Don’t guess! Let’s measure it …
We must establish a difference function to compare to tables (or CSV files). This is somewhat arbitrary, but we’ll count the “decay” as the number of deltas to convert the first file into the second. The difference function should be symmetric.
We’ll count the following as differences:
– if a voter is in one file but not the other. This may mean a voter has moved into the district or left the district.
– If a voter has changed (such as a different last name or different precinct number). This may mean the voter has moved within the district or changed their name.
If the two files have N1 and N2 rows respectively, then the maximum number of differences would be (N1+N2).
For this study, we use an implementation from https://github.com/TechRoanoke/CsvCount/blob/master/CsvCount/CsvDiff.cs
2. Get the data
Here, we’ll look at VRDBs from Oct’12 through Feb’16. Voter Databases can be obtained from the Secretary of State at http://www.sos.wa.gov/elections/vrdb/
Here’s the result of applying the difference function. We start with Oct’12 and use that as a baseline, and comparing each VRDB back it.
Within 1.5 years, there were over a million differences. If it costs $1 a contact, that could be potentially wasting $1 million in a statewide campaign by operating with stale data with a VRDB that’s even 2 years out of date.

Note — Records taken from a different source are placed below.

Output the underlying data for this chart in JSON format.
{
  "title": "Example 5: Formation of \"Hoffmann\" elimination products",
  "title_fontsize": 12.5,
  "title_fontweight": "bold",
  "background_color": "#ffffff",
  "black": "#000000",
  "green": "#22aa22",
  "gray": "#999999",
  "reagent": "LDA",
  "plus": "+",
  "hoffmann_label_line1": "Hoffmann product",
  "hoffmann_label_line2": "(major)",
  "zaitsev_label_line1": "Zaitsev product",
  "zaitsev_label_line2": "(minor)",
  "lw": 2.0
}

We’d expect the decay to slow down and not be linear. Once a person moves, subsequent moves don’t count as additional differences. For example, say person X starts in precinct p1 in Jan’14, moves to precinct p2 in June ’14, and then moves to precinct p3 in Dec ’14. That’s only 1 total difference from Jan’14 to Dec ’14 (moving from P1 to P3) even though there were 2 moves.
5. Next steps?
Possible future explorations here:
- Refine the difference function. Is there an ideal difference function?
- Rrepeat with more data
- This was for Washington state. Compare to other states.
- Compare the vrdb decay rate in urban vs. rural counties.
- Analyze the empirical data and correlate it with specific events. For example, why was their a decrease in voter registration records in Mar’14.
- Develop a theoretical model and match to the empirical data here.